Thanks for reply Marko,
Sure! I think the approach of making validation smarter and generating code for primitive types was the key.
Actually when you ask me for benchmark the first time, the performance was terrible!
If we have a look at how operation Filter is implemented:
Filter operation
We find 3 files (this is basically the same for all the operations)
In the filter.go, my input is a reflection type and obviously I am required to do a validation in order to avoid an uncontrolled panic
I guess my validation function is smarter than other libraries, Why? Because of I cache some info
func (op *Filter) validate() (*filterInfo, *errors.Error) {
item := &filterInfo{}
fnType := reflect.TypeOf(op.Func)
if val := cache.get(op.ItemsType, fnType); val != nil {
return val, nil
//...... Validations for input
item.fnInputType = fnIn.Type()
cache.add(op.ItemsType, fnType, item)
return item, nil
}
By this "smart cache" I avoid to evaluate eternally the same things. I mean,
If my stream contains string's and the filter func looks like func(string)bool I only evaluate once
because the output will be always the same
The dispatcher.go has been generated. This has been generated from repository
koazee-gen
What do I achieve with this generated code? That my operation are applied over a function that will work with primitive values instead of doing it with reflection
For example,
func filterString(itemsValue reflect.Value, function interface{}) interface{} {
input := itemsValue.Interface().([]string)
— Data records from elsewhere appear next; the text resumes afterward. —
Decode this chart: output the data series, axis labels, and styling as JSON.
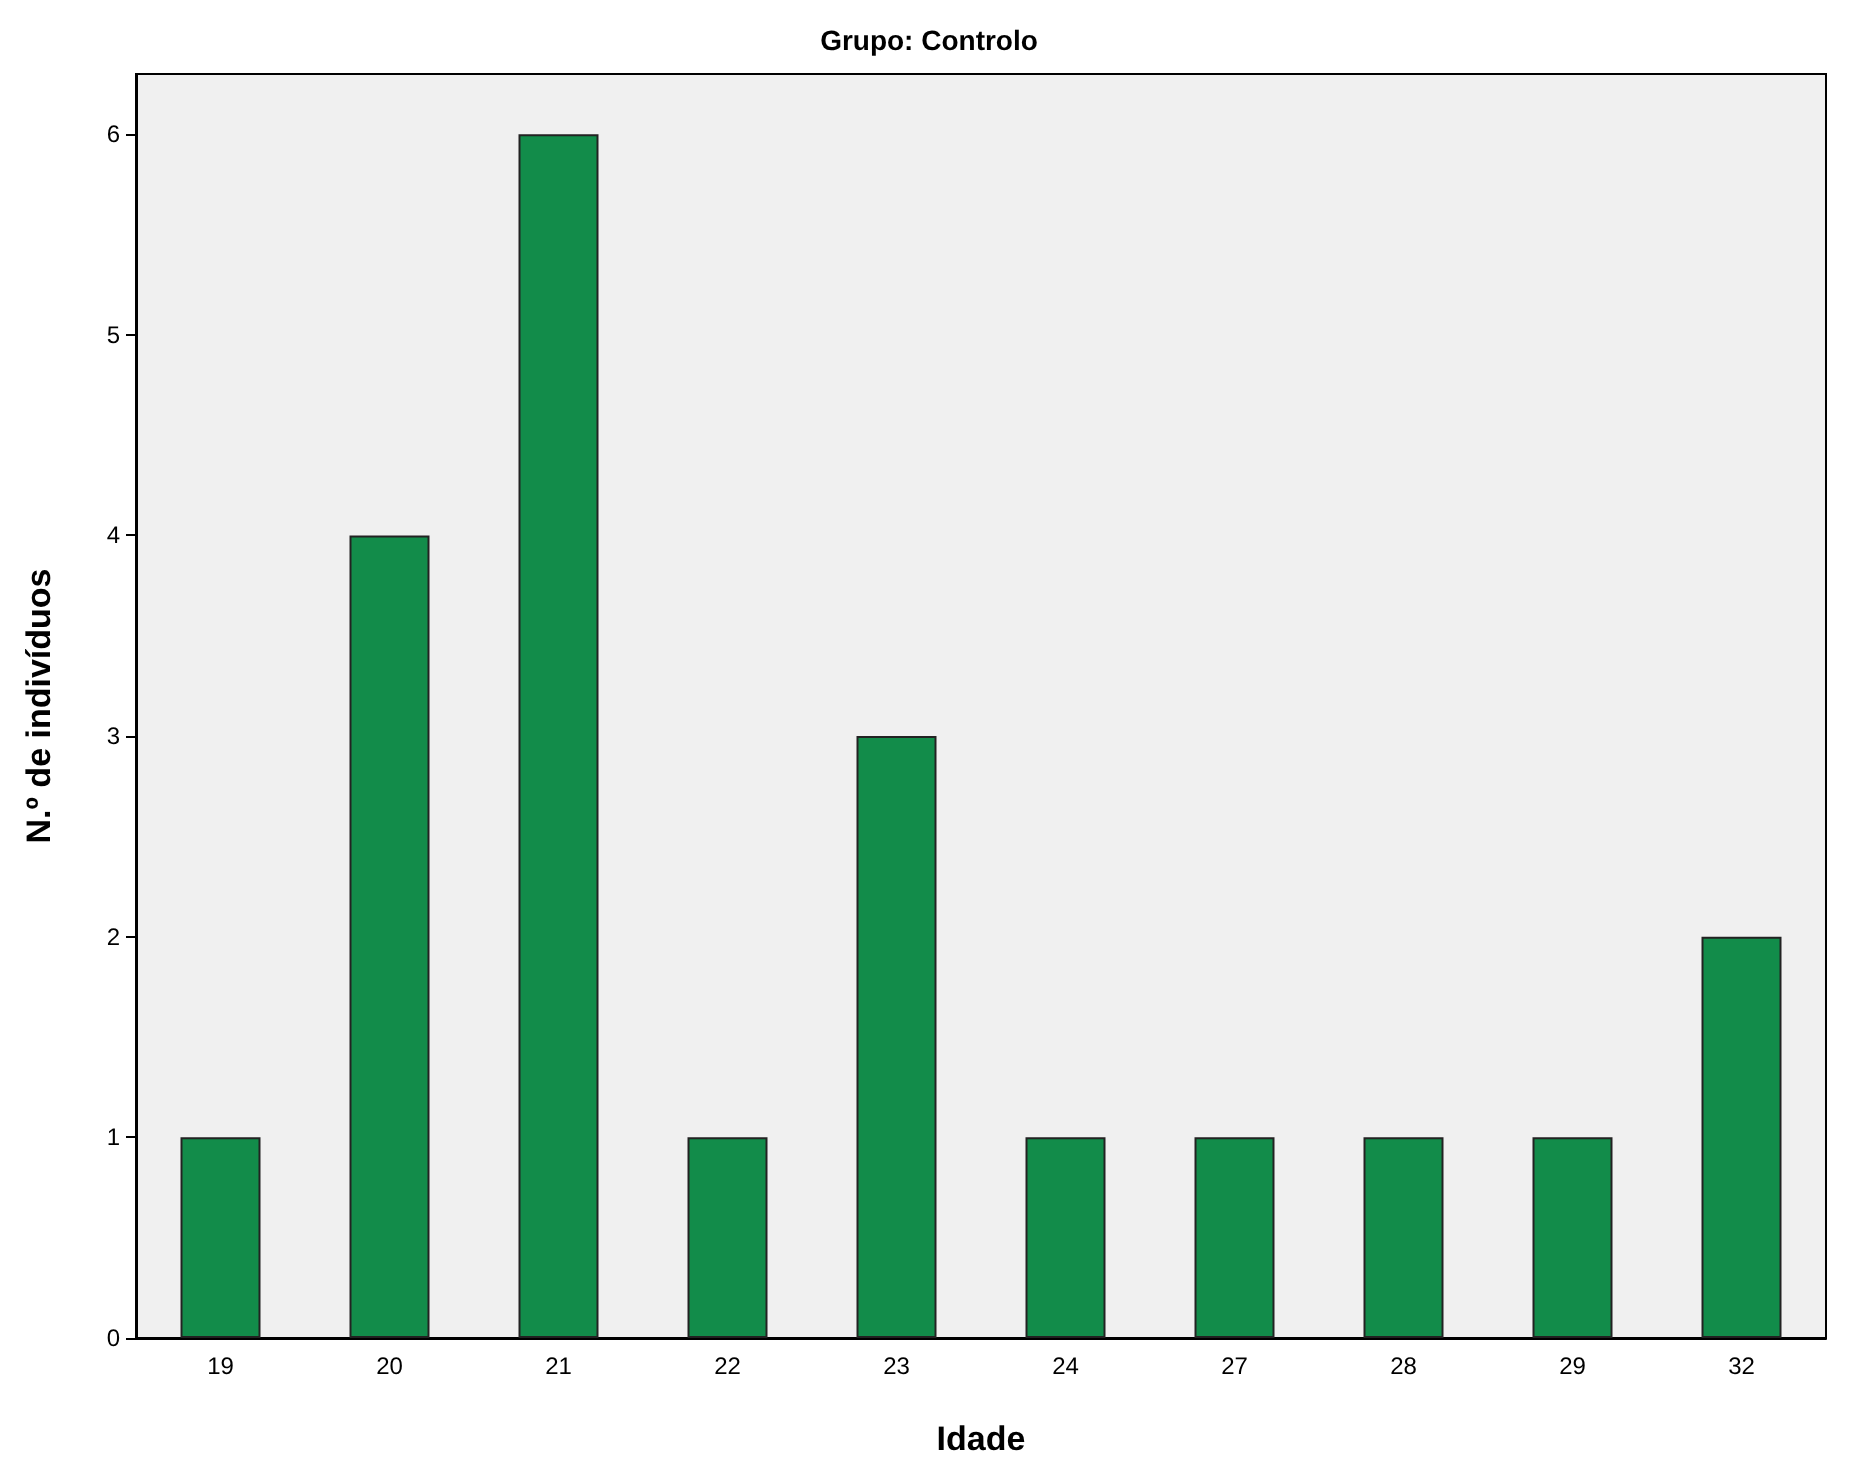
{
  "chart_data": {
    "type": "bar",
    "title": "Grupo: Controlo",
    "xlabel": "Idade",
    "ylabel": "N.º de indivíduos",
    "categories": [
      "19",
      "20",
      "21",
      "22",
      "23",
      "24",
      "27",
      "28",
      "29",
      "32"
    ],
    "values": [
      1,
      4,
      6,
      1,
      3,
      1,
      1,
      1,
      1,
      2
    ],
    "color": "#128c4a",
    "ylim": [
      0,
      6.3
    ],
    "yticks": [
      0,
      1,
      2,
      3,
      4,
      5,
      6
    ]
  }
}
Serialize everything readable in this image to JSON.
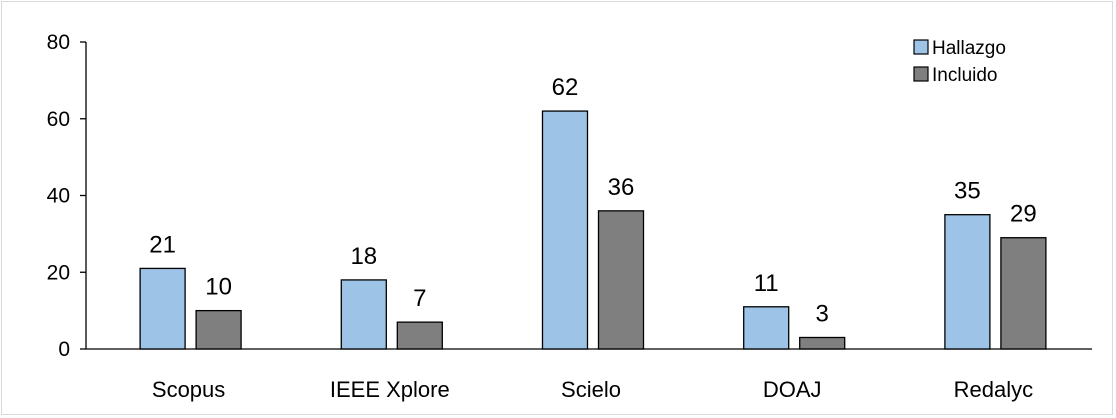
{
  "chart_data": {
    "type": "bar",
    "categories": [
      "Scopus",
      "IEEE Xplore",
      "Scielo",
      "DOAJ",
      "Redalyc"
    ],
    "series": [
      {
        "name": "Hallazgo",
        "values": [
          21,
          18,
          62,
          11,
          35
        ],
        "color": "#9DC3E6"
      },
      {
        "name": "Incluido",
        "values": [
          10,
          7,
          36,
          3,
          29
        ],
        "color": "#7F7F7F"
      }
    ],
    "ylim": [
      0,
      80
    ],
    "yticks": [
      0,
      20,
      40,
      60,
      80
    ],
    "grid": false,
    "data_labels": true,
    "legend_position": "top-right",
    "bar_border_color": "#000000",
    "axis_color": "#000000"
  }
}
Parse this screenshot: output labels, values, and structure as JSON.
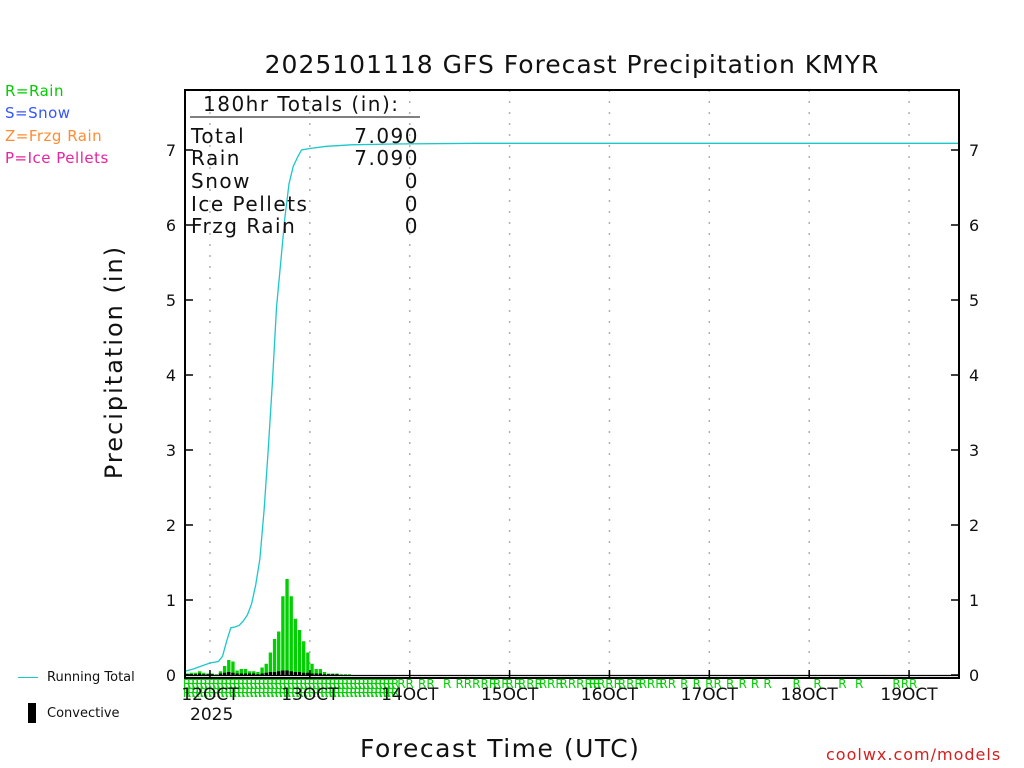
{
  "legend_top": [
    {
      "text": "R=Rain",
      "color": "#00cc00"
    },
    {
      "text": "S=Snow",
      "color": "#3355ff"
    },
    {
      "text": "Z=Frzg Rain",
      "color": "#ff8c33"
    },
    {
      "text": "P=Ice Pellets",
      "color": "#e8239b"
    }
  ],
  "legend_bottom": {
    "running_total": "Running Total",
    "convective": "Convective"
  },
  "totals": {
    "header": "180hr Totals (in):",
    "rows": [
      {
        "label": "Total",
        "value": "7.090"
      },
      {
        "label": "Rain",
        "value": "7.090"
      },
      {
        "label": "Snow",
        "value": "0"
      },
      {
        "label": "Ice Pellets",
        "value": "0"
      },
      {
        "label": "Frzg Rain",
        "value": "0"
      }
    ]
  },
  "credit": "coolwx.com/models",
  "year_label": "2025",
  "colors": {
    "running_total": "#1cc7c7",
    "rain_bar": "#00d000",
    "convective": "#000000",
    "grid": "#b0b0b0"
  },
  "chart_data": {
    "type": "bar",
    "title": "2025101118 GFS Forecast Precipitation KMYR",
    "xlabel": "Forecast Time (UTC)",
    "ylabel": "Precipitation (in)",
    "ylim": [
      0,
      7.6
    ],
    "yticks": [
      0,
      1,
      2,
      3,
      4,
      5,
      6,
      7
    ],
    "xlim_hours": [
      0,
      186
    ],
    "xticks": [
      {
        "h": 6,
        "label": "12OCT"
      },
      {
        "h": 30,
        "label": "13OCT"
      },
      {
        "h": 54,
        "label": "14OCT"
      },
      {
        "h": 78,
        "label": "15OCT"
      },
      {
        "h": 102,
        "label": "16OCT"
      },
      {
        "h": 126,
        "label": "17OCT"
      },
      {
        "h": 150,
        "label": "18OCT"
      },
      {
        "h": 174,
        "label": "19OCT"
      }
    ],
    "step_hours": 1,
    "bars": {
      "name": "Rain (1hr)",
      "start_hour": 0,
      "values": [
        0.02,
        0.03,
        0.03,
        0.05,
        0.03,
        0.02,
        0.02,
        0.01,
        0.05,
        0.12,
        0.2,
        0.18,
        0.06,
        0.08,
        0.08,
        0.05,
        0.05,
        0.04,
        0.1,
        0.15,
        0.3,
        0.48,
        0.58,
        1.05,
        1.28,
        1.05,
        0.75,
        0.6,
        0.45,
        0.3,
        0.15,
        0.08,
        0.08,
        0.04,
        0.02,
        0.02,
        0.02,
        0.01,
        0.01,
        0.01
      ]
    },
    "convective": {
      "name": "Convective",
      "start_hour": 0,
      "values": [
        0.01,
        0.01,
        0.01,
        0.02,
        0.01,
        0.01,
        0.01,
        0.0,
        0.02,
        0.03,
        0.04,
        0.03,
        0.02,
        0.02,
        0.02,
        0.02,
        0.02,
        0.01,
        0.02,
        0.03,
        0.04,
        0.04,
        0.05,
        0.06,
        0.06,
        0.05,
        0.04,
        0.04,
        0.03,
        0.03,
        0.02,
        0.02,
        0.02,
        0.01,
        0.01,
        0.01,
        0.01
      ]
    },
    "running_total": {
      "name": "Running Total",
      "points": [
        [
          0,
          0.05
        ],
        [
          2,
          0.08
        ],
        [
          4,
          0.12
        ],
        [
          6,
          0.16
        ],
        [
          8,
          0.18
        ],
        [
          9,
          0.25
        ],
        [
          10,
          0.45
        ],
        [
          11,
          0.63
        ],
        [
          12,
          0.64
        ],
        [
          13,
          0.66
        ],
        [
          14,
          0.72
        ],
        [
          15,
          0.8
        ],
        [
          16,
          0.95
        ],
        [
          17,
          1.2
        ],
        [
          18,
          1.55
        ],
        [
          19,
          2.2
        ],
        [
          20,
          3.0
        ],
        [
          21,
          3.9
        ],
        [
          22,
          4.9
        ],
        [
          23,
          5.5
        ],
        [
          24,
          6.1
        ],
        [
          25,
          6.55
        ],
        [
          26,
          6.78
        ],
        [
          27,
          6.9
        ],
        [
          28,
          7.0
        ],
        [
          30,
          7.02
        ],
        [
          34,
          7.05
        ],
        [
          40,
          7.07
        ],
        [
          50,
          7.08
        ],
        [
          70,
          7.09
        ],
        [
          186,
          7.09
        ]
      ]
    },
    "ptype_marks": {
      "label": "R",
      "dense_hours": [
        0,
        1,
        2,
        3,
        4,
        5,
        6,
        7,
        8,
        9,
        10,
        11,
        12,
        13,
        14,
        15,
        16,
        17,
        18,
        19,
        20,
        21,
        22,
        23,
        24,
        25,
        26,
        27,
        28,
        29,
        30,
        31,
        32,
        33,
        34,
        35,
        36,
        37,
        38,
        39,
        40,
        41,
        42,
        43,
        44,
        45,
        46,
        47,
        48,
        49,
        50
      ],
      "sparse_hours": [
        52,
        54,
        57,
        59,
        63,
        66,
        68,
        70,
        72,
        74,
        75,
        77,
        78,
        80,
        81,
        83,
        85,
        86,
        88,
        90,
        91,
        93,
        95,
        97,
        98,
        99,
        100,
        102,
        104,
        105,
        107,
        109,
        110,
        112,
        114,
        115,
        117,
        120,
        123,
        126,
        128,
        131,
        134,
        137,
        140,
        147,
        152,
        158,
        162,
        171,
        173,
        175
      ]
    }
  }
}
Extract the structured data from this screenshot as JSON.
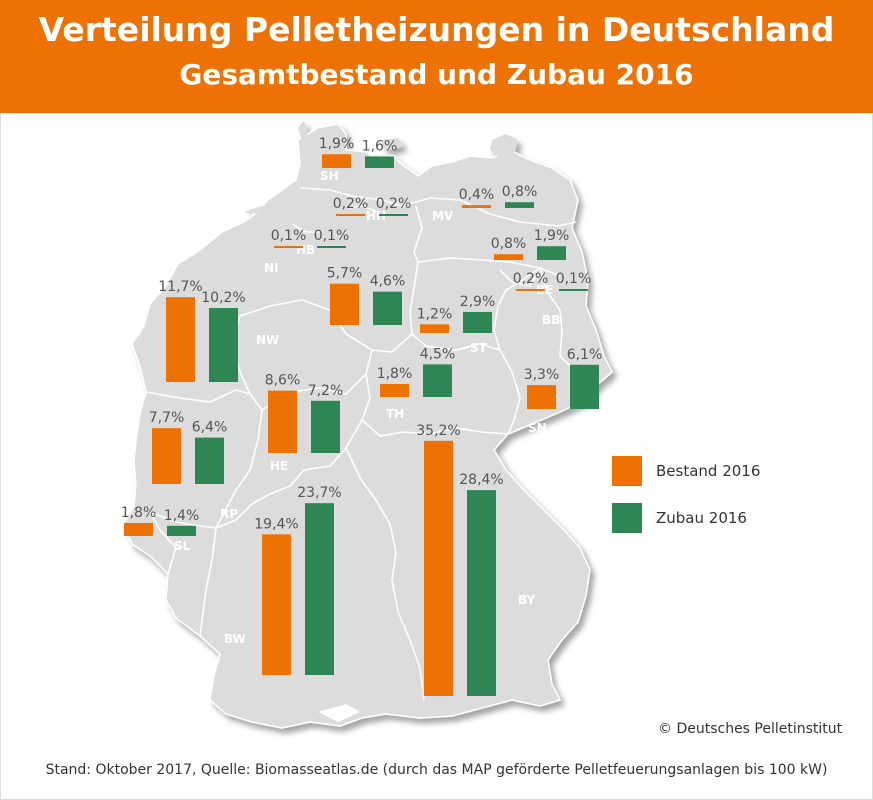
{
  "header": {
    "title": "Verteilung Pelletheizungen in Deutschland",
    "subtitle": "Gesamtbestand und Zubau 2016"
  },
  "colors": {
    "accent": "#ee7203",
    "bestand": "#ee7203",
    "zubau": "#2e8655",
    "land": "#dcdcdc"
  },
  "legend": {
    "bestand": "Bestand 2016",
    "zubau": "Zubau 2016"
  },
  "states": [
    {
      "code": "SH",
      "bestand": 1.9,
      "zubau": 1.6,
      "bestand_label": "1,9%",
      "zubau_label": "1,6%"
    },
    {
      "code": "HH",
      "bestand": 0.2,
      "zubau": 0.2,
      "bestand_label": "0,2%",
      "zubau_label": "0,2%"
    },
    {
      "code": "MV",
      "bestand": 0.4,
      "zubau": 0.8,
      "bestand_label": "0,4%",
      "zubau_label": "0,8%"
    },
    {
      "code": "HB",
      "bestand": 0.1,
      "zubau": 0.1,
      "bestand_label": "0,1%",
      "zubau_label": "0,1%"
    },
    {
      "code": "NI",
      "bestand": 5.7,
      "zubau": 4.6,
      "bestand_label": "5,7%",
      "zubau_label": "4,6%"
    },
    {
      "code": "BB",
      "bestand": 0.8,
      "zubau": 1.9,
      "bestand_label": "0,8%",
      "zubau_label": "1,9%"
    },
    {
      "code": "BE",
      "bestand": 0.2,
      "zubau": 0.1,
      "bestand_label": "0,2%",
      "zubau_label": "0,1%"
    },
    {
      "code": "NW",
      "bestand": 11.7,
      "zubau": 10.2,
      "bestand_label": "11,7%",
      "zubau_label": "10,2%"
    },
    {
      "code": "ST",
      "bestand": 1.2,
      "zubau": 2.9,
      "bestand_label": "1,2%",
      "zubau_label": "2,9%"
    },
    {
      "code": "TH",
      "bestand": 1.8,
      "zubau": 4.5,
      "bestand_label": "1,8%",
      "zubau_label": "4,5%"
    },
    {
      "code": "HE",
      "bestand": 8.6,
      "zubau": 7.2,
      "bestand_label": "8,6%",
      "zubau_label": "7,2%"
    },
    {
      "code": "SN",
      "bestand": 3.3,
      "zubau": 6.1,
      "bestand_label": "3,3%",
      "zubau_label": "6,1%"
    },
    {
      "code": "RP",
      "bestand": 7.7,
      "zubau": 6.4,
      "bestand_label": "7,7%",
      "zubau_label": "6,4%"
    },
    {
      "code": "SL",
      "bestand": 1.8,
      "zubau": 1.4,
      "bestand_label": "1,8%",
      "zubau_label": "1,4%"
    },
    {
      "code": "BW",
      "bestand": 19.4,
      "zubau": 23.7,
      "bestand_label": "19,4%",
      "zubau_label": "23,7%"
    },
    {
      "code": "BY",
      "bestand": 35.2,
      "zubau": 28.4,
      "bestand_label": "35,2%",
      "zubau_label": "28,4%"
    }
  ],
  "copyright": "© Deutsches Pelletinstitut",
  "footer": "Stand: Oktober 2017, Quelle: Biomasseatlas.de (durch das MAP geförderte Pelletfeuerungsanlagen bis 100 kW)"
}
output := make([]string, 0)
fn := function.(func(string) bool)
for i := 0; i < len(input); i++ {
if fn(input[i]) {
output = append(output, input[i])
}
}
return output
}
Since I have a function for any primitive type (or pointers too) the performance doesn't suffer the reflection cost
I've also put a lot of effort to find the best way to do any operation with the best performance.
For example, for reverse operation I could do
func reverseInt16Ptr(itemsValue reflect.Value) interface{}{
input := itemsValue.Interface().([]*int16)
len := len(input)
output := make([]*int16, len)
for index := 0; index < len(input); index++ {
output[index]= input[len-1-index]
}
return output
}
but my generated function looks like below
func reverseInt16Ptr(itemsValue reflect.Value) interface{}{
input := itemsValue.Interface().([]*int16)
len := len(input)
output := make([]*int16, len)
for index := 0; index < (len/2)+1; index++ {
output[index], output[len-1-index] = input[len-1-index], input[index]
}
return output
}
I think is the best approach. I reduce a half the time of elements to be evaluated
I am learning a lot of Go (and enjoying too) with all your requests and suggestions and to be honest is so valuable when you achieve good results.
On roadmap , I would like to publish a richer set of operations for v0.0.3 (I know my provided set of operations is poor) and for v0.0.4 find a way to improve the performance for complex structs (I got a idea..)